You can download it using the try now button at the top of the page
http://www.google.com/nikcollection/


----------



## grimson (Nov 1, 2013)

InterMurph said:


> I bought the Nik Collection when Google released it, but now I can't find my email.
> 
> I am searching Google's support site trying to download the updated software, but it just says to refer to the link in my email.
> 
> ...



Unfortunately I cannot post the URL I got in the e-mail from NIK/Google.
This link will directly obtain the registered / NON trial binaries and also the URL looks like it's 'unique' for my e-mail. Therefore again if I post the URL Google might track it back to me.


----------



## fotorex (Nov 1, 2013)

grimson said:


> Stumbled on this version when retrieving the installer from the e-mail Google sent 7 months earlier.
> Don't know what's new ???


I guess it is Analog Efex pro, that´s new:
http://www.google.com/nikcollection/products/analog-efex-pro/

regards,
Frank


----------



## SithTracy (Nov 1, 2013)

fotorex said:


> I guess it is Analog Efex pro, that´s new:
> http://www.google.com/nikcollection/products/analog-efex-pro/



I was working in Lightroom 5 last night and went to use Color Efex and saw that the Analog Efex was there... guessing Google is pushing it because I never downloaded. Wondered where it came from.

I still have my original email, but the links are specific to my purchase. Re-downloaded new installers for Mac and Windows. Thanks for the tip.


----------



## Lichtgestalt (Nov 1, 2013)

Dave_NYC said:


> Not just the Analog Efex is new. They also added install support for Photoshop CC (you had to manually install the plugin for CC before).



??

i had the prior google nik versions installed with CC and installation worked just fine.


----------



## distant.star (Nov 1, 2013)

.
Surprising to me.

First, they have a push process to automatically update their software on my computer.

Second, there is enough interest to create this Analog Efex package.


----------



## SithTracy (Nov 3, 2013)

Dfine 2, for me, will not launch via LR 5.2 on x64 Windows since the update.
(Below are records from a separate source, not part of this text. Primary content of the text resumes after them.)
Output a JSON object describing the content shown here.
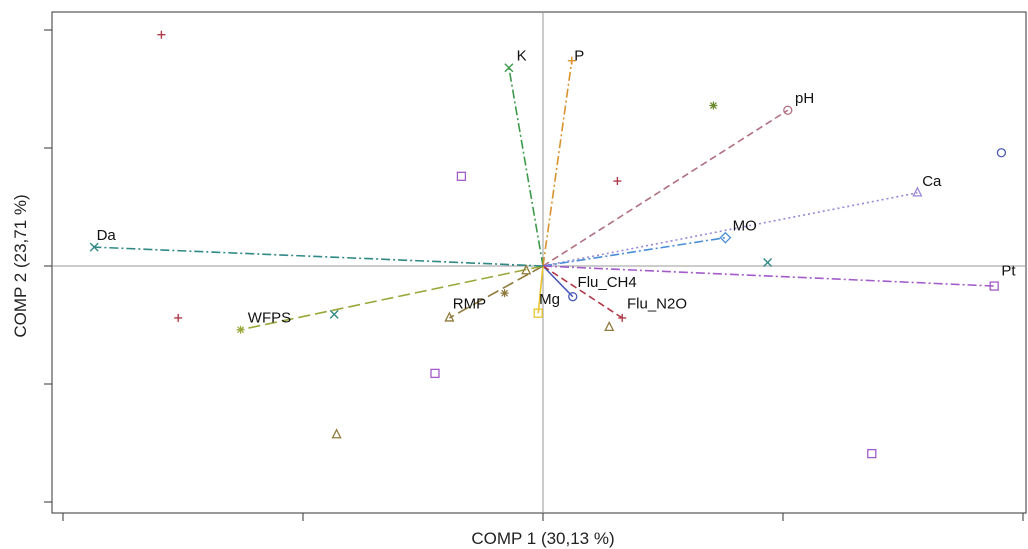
{
  "chart_data": {
    "type": "scatter",
    "subtype": "pca-biplot",
    "xlabel": "COMP 1 (30,13 %)",
    "ylabel": "COMP 2 (23,71 %)",
    "xlim": [
      -1.0,
      1.0
    ],
    "ylim": [
      -1.0,
      1.0
    ],
    "x_ticks": [
      -1.0,
      -0.5,
      0.0,
      0.5,
      1.0
    ],
    "y_ticks": [
      -1.0,
      -0.5,
      0.0,
      0.5,
      1.0
    ],
    "tick_labels_visible": false,
    "reference_lines": {
      "x": 0,
      "y": 0
    },
    "grid": false,
    "legend": "none",
    "vectors": [
      {
        "name": "K",
        "x": -0.071,
        "y": 0.84,
        "color": "#3c9a4a",
        "dash": "dashdot",
        "marker": "x",
        "label_x": -0.055,
        "label_y": 0.87
      },
      {
        "name": "P",
        "x": 0.06,
        "y": 0.87,
        "color": "#d9922e",
        "dash": "dashdot",
        "marker": "plus",
        "label_x": 0.065,
        "label_y": 0.87
      },
      {
        "name": "pH",
        "x": 0.51,
        "y": 0.66,
        "color": "#b0707f",
        "dash": "dashed",
        "marker": "circle",
        "label_x": 0.525,
        "label_y": 0.69
      },
      {
        "name": "Ca",
        "x": 0.78,
        "y": 0.31,
        "color": "#9a86d8",
        "dash": "dotted",
        "marker": "triangle",
        "label_x": 0.79,
        "label_y": 0.34
      },
      {
        "name": "MO",
        "x": 0.38,
        "y": 0.12,
        "color": "#4a8ed6",
        "dash": "dashdot",
        "marker": "diamond",
        "label_x": 0.395,
        "label_y": 0.15
      },
      {
        "name": "Pt",
        "x": 0.94,
        "y": -0.085,
        "color": "#a35cc9",
        "dash": "dashdot",
        "marker": "square",
        "label_x": 0.955,
        "label_y": -0.04
      },
      {
        "name": "Flu_CH4",
        "x": 0.062,
        "y": -0.13,
        "color": "#4a5bb8",
        "dash": "solid",
        "marker": "circle",
        "label_x": 0.072,
        "label_y": -0.09
      },
      {
        "name": "Flu_N2O",
        "x": 0.165,
        "y": -0.22,
        "color": "#b03a4a",
        "dash": "dashed",
        "marker": "plus",
        "label_x": 0.175,
        "label_y": -0.18
      },
      {
        "name": "Mg",
        "x": -0.01,
        "y": -0.2,
        "color": "#e8c530",
        "dash": "solid",
        "marker": "square",
        "label_x": -0.008,
        "label_y": -0.16
      },
      {
        "name": "RMP",
        "x": -0.195,
        "y": -0.22,
        "color": "#8f7a3c",
        "dash": "longdash",
        "marker": "triangle",
        "label_x": -0.188,
        "label_y": -0.18
      },
      {
        "name": "WFPS",
        "x": -0.63,
        "y": -0.27,
        "color": "#9aa83a",
        "dash": "longdash",
        "marker": "star",
        "label_x": -0.615,
        "label_y": -0.24
      },
      {
        "name": "Da",
        "x": -0.935,
        "y": 0.08,
        "color": "#2f8a86",
        "dash": "dashdot",
        "marker": "x",
        "label_x": -0.93,
        "label_y": 0.11
      }
    ],
    "observations": [
      {
        "x": -0.795,
        "y": 0.98,
        "marker": "plus",
        "color": "#b03a4a"
      },
      {
        "x": -0.17,
        "y": 0.38,
        "marker": "square",
        "color": "#a35cc9"
      },
      {
        "x": 0.355,
        "y": 0.68,
        "marker": "star",
        "color": "#6a8a2a"
      },
      {
        "x": 0.155,
        "y": 0.36,
        "marker": "plus",
        "color": "#b03a4a"
      },
      {
        "x": 0.955,
        "y": 0.48,
        "marker": "circle",
        "color": "#4a5bb8"
      },
      {
        "x": 0.468,
        "y": 0.015,
        "marker": "x",
        "color": "#2f8a86"
      },
      {
        "x": -0.76,
        "y": -0.22,
        "marker": "plus",
        "color": "#b03a4a"
      },
      {
        "x": -0.435,
        "y": -0.205,
        "marker": "x",
        "color": "#2f8a86"
      },
      {
        "x": -0.035,
        "y": -0.02,
        "marker": "triangle",
        "color": "#8f7a3c"
      },
      {
        "x": -0.08,
        "y": -0.115,
        "marker": "star",
        "color": "#8f7a3c"
      },
      {
        "x": 0.138,
        "y": -0.26,
        "marker": "triangle",
        "color": "#8f7a3c"
      },
      {
        "x": -0.225,
        "y": -0.455,
        "marker": "square",
        "color": "#a35cc9"
      },
      {
        "x": -0.43,
        "y": -0.715,
        "marker": "triangle",
        "color": "#8f7a3c"
      },
      {
        "x": 0.685,
        "y": -0.795,
        "marker": "square",
        "color": "#a35cc9"
      }
    ]
  }
}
There is a dump in the application log that I sent to Nik via email.

Not sure if anyone else has the issue or not. Mac version works fine. Stand alone 32-bit works; 64-bit stand alone does not. But neither the 64 or 32 bit versions will launch when invoked from LR.


----------



## Random Orbits (Nov 3, 2013)

Anyone else having an issue where it shows up in PS6 but not in LR? I'd rather launch from LR, rather than LR -> PS -> Analog Efex...


----------